An unstable chunk of hillside in the upscale La Jolla neighborhood slipped another five or six feet Thursday afternoon, shoving into already-damaged houses at the bottom of the slide zone.

The city has been rushing to stabilize the street of million-dollar homes since the initial collapse in October sent a 200-foot-long section of earth 20 feet downhill.

"It's not uncommon for this to happen as you're making those repairs in a landslide zone but it's still a setback," said San Diego Mayor Jerry Sanders in a news conference at the site.

Workers were preparing to drive giant steel pins into the toe of the slide zone when the land began to shift again. Pins have already been positioned 60 to 65 feet deep along the lip of the collapse on Soledad Mountain Road to hold the rest of the earth in place while repairs and reconstruction proceed.

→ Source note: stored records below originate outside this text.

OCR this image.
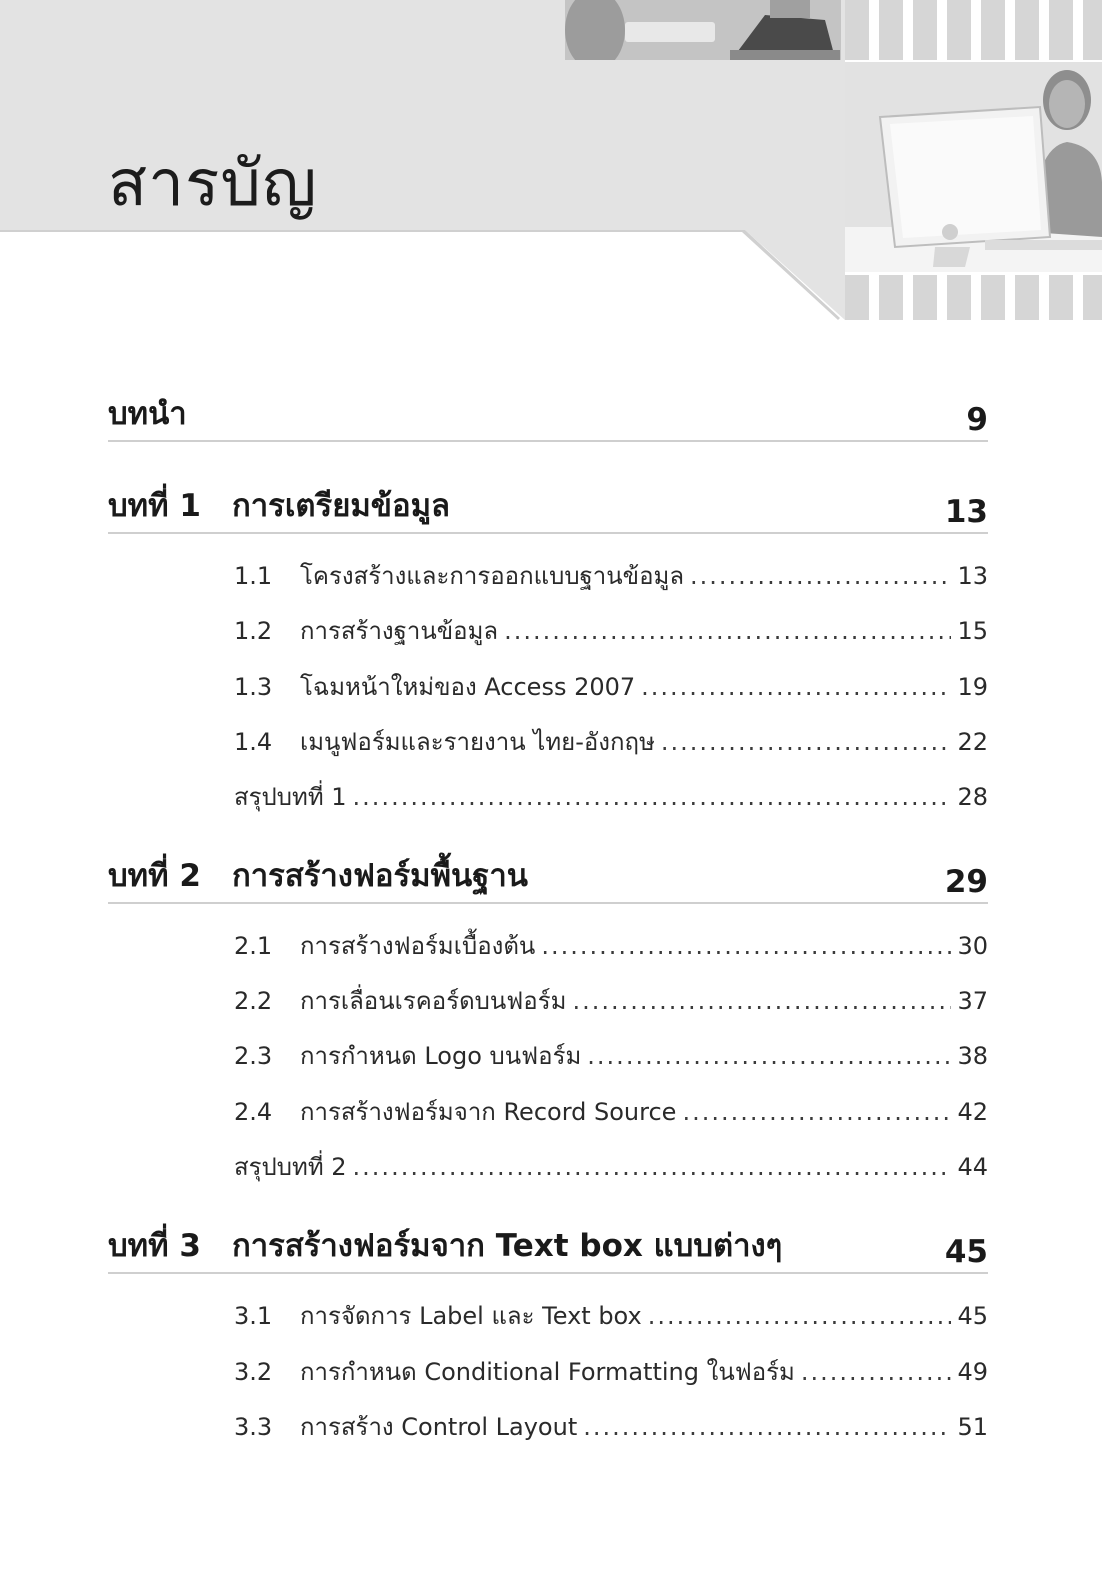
สารบัญ
บทนำ	9
บทที่ 1 การเตรียมข้อมูล	13
1.1	โครงสร้างและการออกแบบฐานข้อมูล .....	13
1.2	การสร้างฐานข้อมูล .....	15
1.3	โฉมหน้าใหม่ของ Access 2007 .....	19
1.4	เมนูฟอร์มและรายงาน ไทย-อังกฤษ .....	22
สรุปบทที่ 1 .....	28
บทที่ 2 การสร้างฟอร์มพื้นฐาน	29
2.1	การสร้างฟอร์มเบื้องต้น .....	30
2.2	การเลื่อนเรคอร์ดบนฟอร์ม .....	37
2.3	การกำหนด Logo บนฟอร์ม .....	38
2.4	การสร้างฟอร์มจาก Record Source .....	42
สรุปบทที่ 2 .....	44
บทที่ 3 การสร้างฟอร์มจาก Text box แบบต่างๆ	45
3.1	การจัดการ Label และ Text box .....	45
3.2	การกำหนด Conditional Formatting ในฟอร์ม .....	49
3.3	การสร้าง Control Layout .....	51
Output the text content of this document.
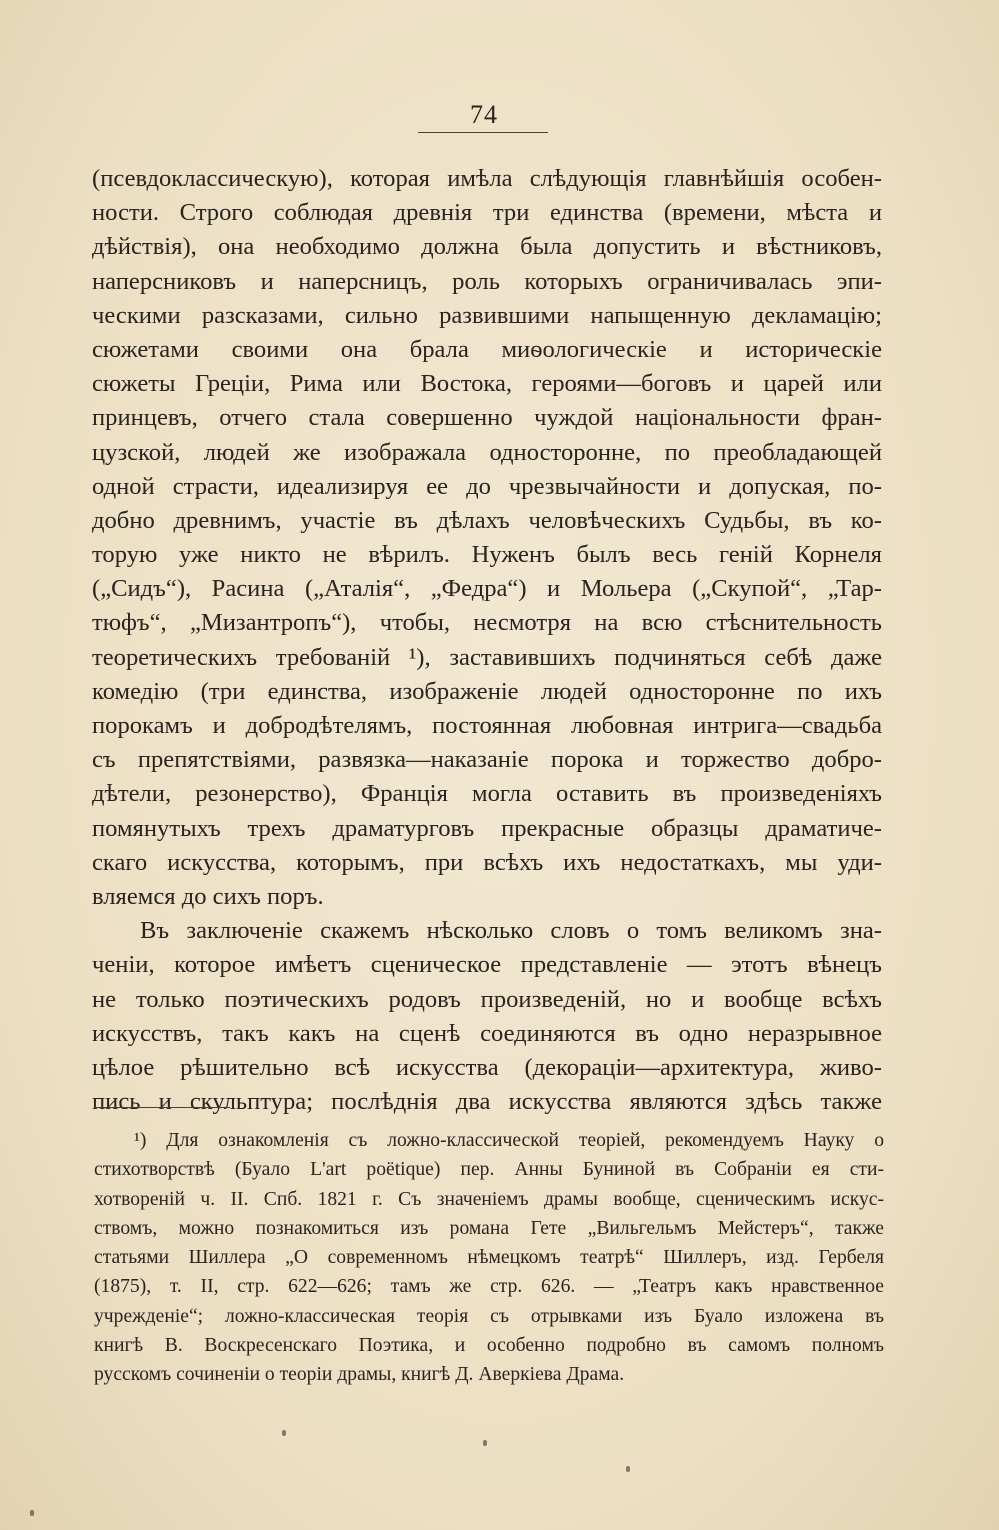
74
(псевдоклассическую), которая имѣла слѣдующія главнѣйшія особен-
ности. Строго соблюдая древнія три единства (времени, мѣста и
дѣйствія), она необходимо должна была допустить и вѣстниковъ,
наперсниковъ и наперсницъ, роль которыхъ ограничивалась эпи-
ческими разсказами, сильно развившими напыщенную декламацію;
сюжетами своими она брала миѳологическіе и историческіе
сюжеты Греціи, Рима или Востока, героями—боговъ и царей или
принцевъ, отчего стала совершенно чуждой національности фран-
цузской, людей же изображала односторонне, по преобладающей
одной страсти, идеализируя ее до чрезвычайности и допуская, по-
добно древнимъ, участіе въ дѣлахъ человѣческихъ Судьбы, въ ко-
торую уже никто не вѣрилъ. Нуженъ былъ весь геній Корнеля
(„Сидъ“), Расина („Аталія“, „Федра“) и Мольера („Скупой“, „Тар-
тюфъ“, „Мизантропъ“), чтобы, несмотря на всю стѣснительность
теоретическихъ требованій ¹), заставившихъ подчиняться себѣ даже
комедію (три единства, изображеніе людей односторонне по ихъ
порокамъ и добродѣтелямъ, постоянная любовная интрига—свадьба
съ препятствіями, развязка—наказаніе порока и торжество добро-
дѣтели, резонерство), Франція могла оставить въ произведеніяхъ
помянутыхъ трехъ драматурговъ прекрасные образцы драматиче-
скаго искусства, которымъ, при всѣхъ ихъ недостаткахъ, мы уди-
вляемся до сихъ поръ.
Въ заключеніе скажемъ нѣсколько словъ о томъ великомъ зна-
ченіи, которое имѣетъ сценическое представленіе — этотъ вѣнецъ
не только поэтическихъ родовъ произведеній, но и вообще всѣхъ
искусствъ, такъ какъ на сценѣ соединяются въ одно неразрывное
цѣлое рѣшительно всѣ искусства (декораціи—архитектура, живо-
пись и скульптура; послѣднія два искусства являются здѣсь также
¹) Для ознакомленія съ ложно-классической теоріей, рекомендуемъ Науку о
стихотворствѣ (Буало L'art poëtique) пер. Анны Буниной въ Собраніи ея сти-
хотвореній ч. II. Спб. 1821 г. Съ значеніемъ драмы вообще, сценическимъ искус-
ствомъ, можно познакомиться изъ романа Гете „Вильгельмъ Мейстеръ“, также
статьями Шиллера „О современномъ нѣмецкомъ театрѣ“ Шиллеръ, изд. Гербеля
(1875), т. II, стр. 622—626; тамъ же стр. 626. — „Театръ какъ нравственное
учрежденіе“; ложно-классическая теорія съ отрывками изъ Буало изложена въ
книгѣ В. Воскресенскаго Поэтика, и особенно подробно въ самомъ полномъ
русскомъ сочиненіи о теоріи драмы, книгѣ Д. Аверкіева Драма.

City spokesman Bill Harris said it's not clear how much additional damage the new collapse has caused to houses at the bottom of the slide zone.

There were no reports of injuries.

Six houses were uninhabitable after October's collapse. Residents have blamed the city for not recognizing the threat after cracks appeared in the street above. It caused an estimated $48 million in damage.

The hillside has given way in the past. At least three significant slides occurred between 1961 and 1994, including a major 1961 failure that destroyed seven homes under construction.